Bevor er aufgetragen wird, werden die Zwischenräume mit Haftgrund vorgestrichen. Hinterher darf er in Ruhe aushärten, insgesamt etwa 14 Tage. „Wir greifen dabei auf eine althergebrachte Technik zurück“, erklärt Maintz und weist auf meterlange Jutebahnen, die abends nassgespritzt werden und das Mauerwerk nachts befeuchten.
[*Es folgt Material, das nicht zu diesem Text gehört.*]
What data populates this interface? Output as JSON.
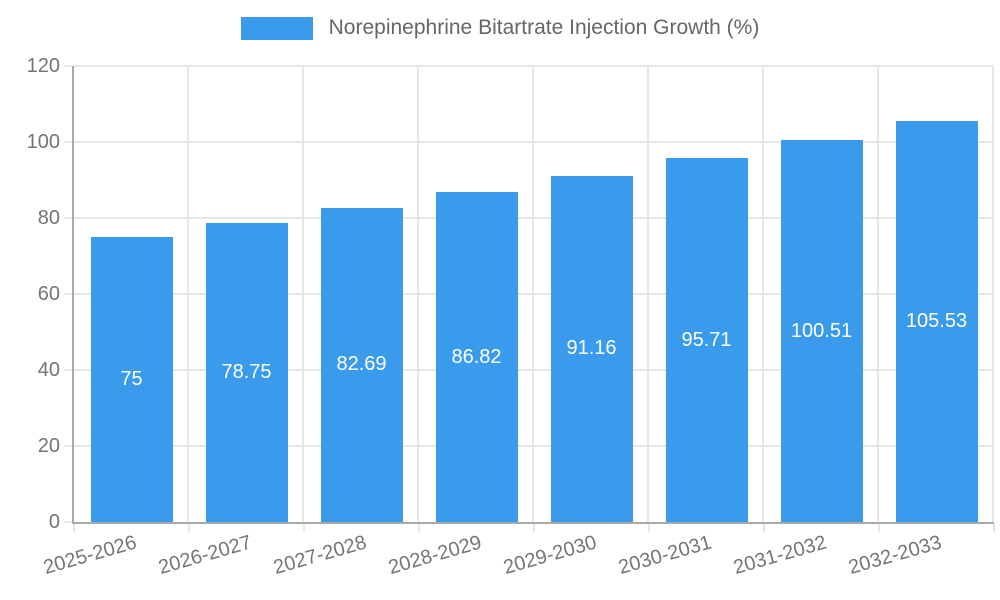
{
  "chart_data": {
    "type": "bar",
    "title": "",
    "legend": {
      "label": "Norepinephrine Bitartrate Injection Growth (%)",
      "position": "top"
    },
    "categories": [
      "2025-2026",
      "2026-2027",
      "2027-2028",
      "2028-2029",
      "2029-2030",
      "2030-2031",
      "2031-2032",
      "2032-2033"
    ],
    "series": [
      {
        "name": "Norepinephrine Bitartrate Injection Growth (%)",
        "values": [
          75,
          78.75,
          82.69,
          86.82,
          91.16,
          95.71,
          100.51,
          105.53
        ],
        "value_labels": [
          "75",
          "78.75",
          "82.69",
          "86.82",
          "91.16",
          "95.71",
          "100.51",
          "105.53"
        ]
      }
    ],
    "xlabel": "",
    "ylabel": "",
    "ylim": [
      0,
      120
    ],
    "y_ticks": [
      0,
      20,
      40,
      60,
      80,
      100,
      120
    ],
    "grid": "horizontal and vertical, light gray",
    "legend_position": "top center",
    "colors": {
      "bar": "#3A9BED",
      "grid": "#e7e7e7",
      "axis": "#a9a9a9",
      "tick_text": "#757575",
      "legend_text": "#666666",
      "value_text": "#ffffff",
      "background": "#ffffff"
    }
  }
}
Dass Zeitdruck und Standardlösungen nicht zu einer historischen Baustelle passen, zeigt sich auch ein paar Etagen höher. Hier verlegt eine Dachdeckerfirma die Dachschiefer in einer sogenannten „Rechteckdoppeldeckung“. Handwerkliches Spezialwissen ist gefragt, denn jeder einzelne Schiefer muss von Hand zurechtgeschlagen werden. „Damit bei der gebogenen Dachform die Rechteckschiefer am unteren Ende nicht zu sehr „abstehen“, muss in jede dritte bis sechste Reihe ein Edelstahlblech mit einer Krolle eingefügt werden. Damit haben die Schieferplatten am unteren Ende ein gutes flächiges Auflager, was für ein lange Haltbarkeit sehr wichtig ist. Auch müssen die Schiefer in der Dicke relativ gleichmäßig sein, damit ein ebenes, harmonisches Bild entsteht!“ Bist jetzt ist der Dombaumeister mit dem Bild sehr zufrieden.
„Die Gesamtkosten für die Sanierung werden voraussichtlich bei etwa 800.000 Euro liegen“, sagt Dompropst Rolf-Peter. Finanziell unterstützt werde das Projekt vom Land Nordrhein-Westfalen, der Stadt Aachen, dem Bistum, dem Karlsverein-Dombauverein sowie durch Spenden aus der Aktion „Der Aachener Dom braucht Hilfe“.